Setelah kedua gambar tersebut selesai, ia memegang ujung kanan bawah lembar pertama. Dengan gerakan sedemikan rupa, dibaliknya lembar pertama tersebut lalu sehingga terlihat lembar kedua. Dari lembar kedua, ia kembali lagi memperlihatkan lembar pertama, ke lembar kedua lagi, begitu seterusnya. Gerakan berulang dalam frekuensi lumayan cepat tersebut akhirnya membuat figur laki-laki yang ada di gambar seolah-olah bergerak melakukan tinju atau pukulan ke depan berulang. Mirip gerakan Elly Pical, atlet tinju nasional yang sangat terkenal pada masa itu.
Apa yang dilakukan oleh teman saya tersebut adalah dasar dari sebuah film animasi, film yang berasal dari pengolahan gambar tangan sehingga menjadi gambar yang bergerak. Pada saat perkembangan awal, film animasi banyak menggunakan teknik stop motion. Teknik ini menggunakan serangkaian gambar diam atau frame yang dirangkai dan menimbulkan kesan seolah-olah gambar tersebut bergerak.

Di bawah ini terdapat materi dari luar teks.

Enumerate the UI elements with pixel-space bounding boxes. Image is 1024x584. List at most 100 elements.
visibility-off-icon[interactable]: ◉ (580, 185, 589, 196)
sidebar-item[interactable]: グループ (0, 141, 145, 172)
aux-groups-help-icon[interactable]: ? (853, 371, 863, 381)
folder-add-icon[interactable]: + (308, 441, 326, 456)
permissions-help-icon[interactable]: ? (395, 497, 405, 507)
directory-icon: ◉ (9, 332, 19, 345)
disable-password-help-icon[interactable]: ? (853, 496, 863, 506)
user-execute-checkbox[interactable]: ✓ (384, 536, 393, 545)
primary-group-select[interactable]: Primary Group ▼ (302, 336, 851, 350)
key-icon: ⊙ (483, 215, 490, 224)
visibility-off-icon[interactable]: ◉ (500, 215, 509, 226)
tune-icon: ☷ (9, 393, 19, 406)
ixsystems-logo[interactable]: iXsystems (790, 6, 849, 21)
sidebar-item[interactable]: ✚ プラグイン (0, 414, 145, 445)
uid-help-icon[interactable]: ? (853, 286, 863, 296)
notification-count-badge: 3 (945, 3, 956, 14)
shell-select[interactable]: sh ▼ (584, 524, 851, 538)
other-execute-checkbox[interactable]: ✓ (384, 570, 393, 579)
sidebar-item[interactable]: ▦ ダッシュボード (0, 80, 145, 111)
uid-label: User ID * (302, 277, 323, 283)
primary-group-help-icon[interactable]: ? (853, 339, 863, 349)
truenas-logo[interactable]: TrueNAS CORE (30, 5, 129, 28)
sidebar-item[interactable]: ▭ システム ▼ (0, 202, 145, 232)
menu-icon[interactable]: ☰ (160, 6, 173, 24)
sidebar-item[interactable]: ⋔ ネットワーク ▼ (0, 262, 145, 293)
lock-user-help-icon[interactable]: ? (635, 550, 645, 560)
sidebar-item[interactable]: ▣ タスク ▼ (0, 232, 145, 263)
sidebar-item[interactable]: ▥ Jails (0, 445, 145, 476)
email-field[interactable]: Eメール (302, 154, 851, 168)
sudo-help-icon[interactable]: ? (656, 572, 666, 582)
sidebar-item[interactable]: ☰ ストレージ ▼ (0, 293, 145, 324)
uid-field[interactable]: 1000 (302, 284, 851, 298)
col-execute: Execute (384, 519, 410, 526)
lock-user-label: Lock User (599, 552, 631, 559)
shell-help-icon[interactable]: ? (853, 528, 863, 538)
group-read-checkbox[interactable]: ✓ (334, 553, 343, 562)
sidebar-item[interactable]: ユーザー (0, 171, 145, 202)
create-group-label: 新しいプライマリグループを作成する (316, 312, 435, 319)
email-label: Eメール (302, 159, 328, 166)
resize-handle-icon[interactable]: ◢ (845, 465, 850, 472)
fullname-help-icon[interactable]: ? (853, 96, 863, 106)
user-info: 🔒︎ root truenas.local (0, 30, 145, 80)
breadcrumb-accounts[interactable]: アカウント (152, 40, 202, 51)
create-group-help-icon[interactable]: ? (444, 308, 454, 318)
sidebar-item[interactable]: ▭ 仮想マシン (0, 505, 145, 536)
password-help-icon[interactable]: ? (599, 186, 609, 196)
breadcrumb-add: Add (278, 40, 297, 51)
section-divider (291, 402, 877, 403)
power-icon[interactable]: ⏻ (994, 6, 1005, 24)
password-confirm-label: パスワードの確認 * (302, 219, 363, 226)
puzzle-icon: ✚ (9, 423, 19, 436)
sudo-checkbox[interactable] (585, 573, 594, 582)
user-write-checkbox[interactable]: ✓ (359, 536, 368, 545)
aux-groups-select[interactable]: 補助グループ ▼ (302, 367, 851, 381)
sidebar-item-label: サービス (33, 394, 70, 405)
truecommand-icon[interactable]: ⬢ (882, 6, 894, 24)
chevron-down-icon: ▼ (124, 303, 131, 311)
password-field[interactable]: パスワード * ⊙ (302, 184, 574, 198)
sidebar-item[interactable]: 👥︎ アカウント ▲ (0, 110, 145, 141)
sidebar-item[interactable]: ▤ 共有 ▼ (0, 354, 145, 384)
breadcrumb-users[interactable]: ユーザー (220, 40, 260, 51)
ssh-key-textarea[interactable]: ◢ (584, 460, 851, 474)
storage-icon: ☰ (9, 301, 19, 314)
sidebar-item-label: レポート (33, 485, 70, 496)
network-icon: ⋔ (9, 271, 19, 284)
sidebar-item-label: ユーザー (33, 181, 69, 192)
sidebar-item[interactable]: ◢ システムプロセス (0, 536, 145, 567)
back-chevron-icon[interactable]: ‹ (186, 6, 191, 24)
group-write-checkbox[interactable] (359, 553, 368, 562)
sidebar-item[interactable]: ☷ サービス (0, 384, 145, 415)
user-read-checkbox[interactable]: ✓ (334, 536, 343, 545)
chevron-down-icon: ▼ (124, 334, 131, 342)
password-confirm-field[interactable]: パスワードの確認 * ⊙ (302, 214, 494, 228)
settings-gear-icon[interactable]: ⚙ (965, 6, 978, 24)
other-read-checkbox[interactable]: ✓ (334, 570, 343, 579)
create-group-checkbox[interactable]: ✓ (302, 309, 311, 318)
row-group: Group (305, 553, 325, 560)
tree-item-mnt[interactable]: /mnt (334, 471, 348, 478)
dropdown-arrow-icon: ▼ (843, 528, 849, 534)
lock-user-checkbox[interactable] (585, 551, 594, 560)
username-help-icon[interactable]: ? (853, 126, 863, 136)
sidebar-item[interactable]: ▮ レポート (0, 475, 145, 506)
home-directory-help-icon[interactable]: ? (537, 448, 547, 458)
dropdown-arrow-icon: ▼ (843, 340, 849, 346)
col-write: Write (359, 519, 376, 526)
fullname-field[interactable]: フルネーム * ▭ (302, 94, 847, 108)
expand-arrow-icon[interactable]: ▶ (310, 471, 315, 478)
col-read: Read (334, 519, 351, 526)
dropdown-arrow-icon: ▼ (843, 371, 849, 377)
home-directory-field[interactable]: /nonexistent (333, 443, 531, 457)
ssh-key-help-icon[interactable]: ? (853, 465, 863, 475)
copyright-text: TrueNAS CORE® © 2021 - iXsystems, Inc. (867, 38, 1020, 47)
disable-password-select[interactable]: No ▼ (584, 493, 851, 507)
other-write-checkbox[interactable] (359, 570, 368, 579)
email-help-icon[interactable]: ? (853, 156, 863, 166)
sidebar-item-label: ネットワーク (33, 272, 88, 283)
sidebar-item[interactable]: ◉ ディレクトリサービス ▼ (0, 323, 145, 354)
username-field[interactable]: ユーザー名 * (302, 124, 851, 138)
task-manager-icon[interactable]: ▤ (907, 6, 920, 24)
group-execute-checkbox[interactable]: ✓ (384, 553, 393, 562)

Teknik ini sangat sulit dan butuh waktu dan biaya yang tidak sedikit. Untuk membuat animasi selama satu detik, dibutuhkan sebanyak 12-24 frame gambar diam. Perkembangan teknologi ikut memengaruhi pembuatan film animasi dari yang semula memakai teknik stop motion. Perkembangan teknologi komputer memunculkan animasi yang bermacam-macam jenisnya, ada 2 dimensi (2D) dan 3 dimensi (3D).
Penemuan teknologi digital turut mempengaruhi perkembangan animasi. Teknologi digital mampu menghadirkan visual yang realistis. Penanda besar era ini adalah kehadiran film Toy Story, animasi 3D panjang pertama produksi studio Pixar pada tahun 1995. Sejak itulah teknologi digital terus menghasilkan karya animasi yang semakin berkualitas.
Saya cukup menyukai tayangan animasi, atau yang disebut juga dengan film kartun. Beberapa serial kartun di televisi seperti Tom and Jerry atau Mickey Mouse menjadi kesukaan saya sewaktu kecil. Di masa sekarang, beberapa film animasi layar lebar juga sempat saya saksikan, seperti Transformers yang sudah dirilis dalam beberapa seri. Semua animasi tersebut produksi Amerika. Bagaimana dengan animasi produksi tanah air?
Tahun 2011 lalu saya sempat dibuat kagum oleh sebuah animasi pendek berjudul "Pada Suatu Ketika" yang saya tonton di Youtube. Film berdurasi 4 menit karya Lakon Studio ini  bisa dibilang sebagai "Transformers" rasa Indonesia. Adegan di film singkat tersebut menunjukkan bagaimana bajaj, sepeda motor, hingga bus metromini berubah menjadi robot, meniru film Transformers produksi Amerika.
Pada kanal Lakon Studio di Youtube, Â kita bisa melihat beberapa video animasi singkat. Selain Pada Suatu Ketika, ada pula Mars Goes Green, Keong Mas, Patung Jenderal Sudirman, hingga yang terakhir yaitu MRT Coaster. Kualitas animasinya pun cukup bagus.
Banyak asa yang sempat tercipta, agar Lakon Studio bisa melanjutkan karyanya dengan membuat animasi layar lebar. Setidaknya untuk memberi warna baru perfilman Indonesia yang masih belum beranjak dari tema yang itu-itu saja seperti drama, keluarga, sejarah, hingga horor. Namun, Lakon Studio sendiri bukanlah sebuah rumah produksi atau studio produksi, melainkan sebuah lembaga pelatihan. Kapasitasnya untuk mencetak SDM di dunia animasi.